Es por eso que es preciso un conjunto de medidas urgentes que cambien la tendencia creciente de un serio problema que hoy afecta ya a más de dos millones de niños y, sobre todo, niñas. Y más en esta época de pandemia, con clara afectación económica, donde la caída de ingresos de los hogares es importante, y donde esta se ceba precisamente con aquellos donde hay una mayor vulnerabilidad de partida. Hablamos, sobre todo, de hogares monomarentales con uno o dos menores a cargo, u hogares con dos progenitores con exiguos sueldos o donde solamente uno trabaja, o donde los dos no tienen empleo.

Lo cierto es que el primer hito importante para afrontar esto es la necesidad de un buen diagnóstico, junto con una visión compartida de cuáles pueden ser las soluciones.
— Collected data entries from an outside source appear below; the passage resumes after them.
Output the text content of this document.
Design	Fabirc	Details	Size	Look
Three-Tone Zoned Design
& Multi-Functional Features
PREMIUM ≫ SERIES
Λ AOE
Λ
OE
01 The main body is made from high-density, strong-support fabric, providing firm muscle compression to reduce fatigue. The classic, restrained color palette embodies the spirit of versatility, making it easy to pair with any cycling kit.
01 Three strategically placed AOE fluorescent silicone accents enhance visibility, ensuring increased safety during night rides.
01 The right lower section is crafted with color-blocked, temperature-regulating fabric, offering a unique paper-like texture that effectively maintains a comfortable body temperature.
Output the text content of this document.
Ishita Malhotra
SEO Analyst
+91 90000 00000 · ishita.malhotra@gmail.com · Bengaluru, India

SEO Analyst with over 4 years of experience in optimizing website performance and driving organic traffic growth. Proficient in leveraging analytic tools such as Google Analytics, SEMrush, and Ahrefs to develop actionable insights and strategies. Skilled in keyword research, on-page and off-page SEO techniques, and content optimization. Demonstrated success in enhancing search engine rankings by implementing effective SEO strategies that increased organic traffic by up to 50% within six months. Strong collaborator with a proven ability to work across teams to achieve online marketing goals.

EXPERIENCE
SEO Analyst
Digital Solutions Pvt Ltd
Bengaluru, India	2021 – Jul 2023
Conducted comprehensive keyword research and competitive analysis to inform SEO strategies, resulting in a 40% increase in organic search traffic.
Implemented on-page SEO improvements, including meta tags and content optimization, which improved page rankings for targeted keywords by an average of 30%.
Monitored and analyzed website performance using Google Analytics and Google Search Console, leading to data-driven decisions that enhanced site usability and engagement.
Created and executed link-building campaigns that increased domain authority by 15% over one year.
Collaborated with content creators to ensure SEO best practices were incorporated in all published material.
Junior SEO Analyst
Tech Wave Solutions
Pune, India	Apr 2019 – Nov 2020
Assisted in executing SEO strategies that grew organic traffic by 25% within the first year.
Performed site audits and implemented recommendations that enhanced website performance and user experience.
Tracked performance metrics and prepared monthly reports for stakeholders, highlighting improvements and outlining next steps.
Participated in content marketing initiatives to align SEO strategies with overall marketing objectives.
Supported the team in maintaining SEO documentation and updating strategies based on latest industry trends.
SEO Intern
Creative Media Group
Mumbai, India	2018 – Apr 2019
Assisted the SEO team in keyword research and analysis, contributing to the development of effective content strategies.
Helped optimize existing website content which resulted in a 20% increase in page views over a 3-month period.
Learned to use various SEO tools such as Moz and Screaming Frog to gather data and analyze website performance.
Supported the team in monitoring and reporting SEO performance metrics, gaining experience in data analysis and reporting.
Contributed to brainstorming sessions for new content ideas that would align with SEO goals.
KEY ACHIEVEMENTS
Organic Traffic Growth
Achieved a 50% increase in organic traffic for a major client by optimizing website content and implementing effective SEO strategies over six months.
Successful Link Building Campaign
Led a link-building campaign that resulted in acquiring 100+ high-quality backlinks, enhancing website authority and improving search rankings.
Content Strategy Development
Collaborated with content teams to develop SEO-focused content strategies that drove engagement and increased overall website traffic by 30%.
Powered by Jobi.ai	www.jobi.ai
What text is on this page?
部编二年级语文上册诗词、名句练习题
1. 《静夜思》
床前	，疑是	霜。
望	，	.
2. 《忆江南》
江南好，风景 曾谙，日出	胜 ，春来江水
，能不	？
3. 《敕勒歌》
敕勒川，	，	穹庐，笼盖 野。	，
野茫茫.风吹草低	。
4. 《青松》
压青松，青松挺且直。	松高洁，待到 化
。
Y en esto, que es importante, me quedo con las palabras del Alto Comisionado contra la pobreza infantil en España, Ernesto Gasco, en recientes declaraciones a medios de comunicación, en la línea de que "seguramente todos los Gobiernos de España hasta ahora han puesto medidas en marcha convencidos de su eficacia y con buena voluntad, pero las mismas no han funcionado". Efectivamente. No se trata de echarse una vez más los demonios y los trastos a la cabeza, como suele funcionar en todas las cuestiones en este país, sino de remar juntos y en el buen camino. Y, para ello, una vez diagnosticado el desastre, debemos preguntarnos qué hacer y cómo. A partir de aquí, buena parte de la lógica del cambio está conseguida.

En tal sentido, todos tenemos claro que la línea de las prestaciones es fundamental a corto plazo, sin que unas canibalicen a otras, ni entrando en esa otra tentación tan patria de liar la perdiz para crear algo nuevo que, a la postre, sirva para salir en la fotografía pero en realidad no cambie nada. No. Hay que orientarse a resultados y estos, en este caso, implican una profunda reducción de la brecha social, una reactivación del ascensor social, profundamente averiado en España, y un enfoque integral verdaderamente novedoso. Y es que, hablando del maltrecho ascensor social, no olviden que aquí quien nace pobre muere pobre, y que este es el país de nuestro entorno donde más importa la cuna, y no las competencias adquiridas o los méritos, para dibujar el futuro de las personas. Es triste, pero es así.

En el medio y largo plazo, la educación es una herramienta clave, imprescindible, potente y definitiva. Y aquí entramos en harina, en medio de la vorágine de líos, sentimientos, inexactitudes e intereses creados que se viven en nuestro país, en estos días, en tal ámbito. Ya lo hablaremos, que esto merece ser tratado con calma, y en varias etapas. Pero o el Estado garantiza un acceso a una educación de calidad, y un mantenimiento del alumnado en el mismo a pesar de determinados mecanismos centrífugos, o el riesgo es alto. Pero -como les digo- de esto, en vísperas de la Lomloe hablaremos en otro momento, que se me acaba el espacio y ello conforma un tema en sí mismo.

Dedico a todos los niños y niñas este texto escrito ayer, 20 de noviembre, en el Día Internacional de los Derechos de la Infancia, en el que se conmemora la firma de la Convención Internacional de sus Derechos.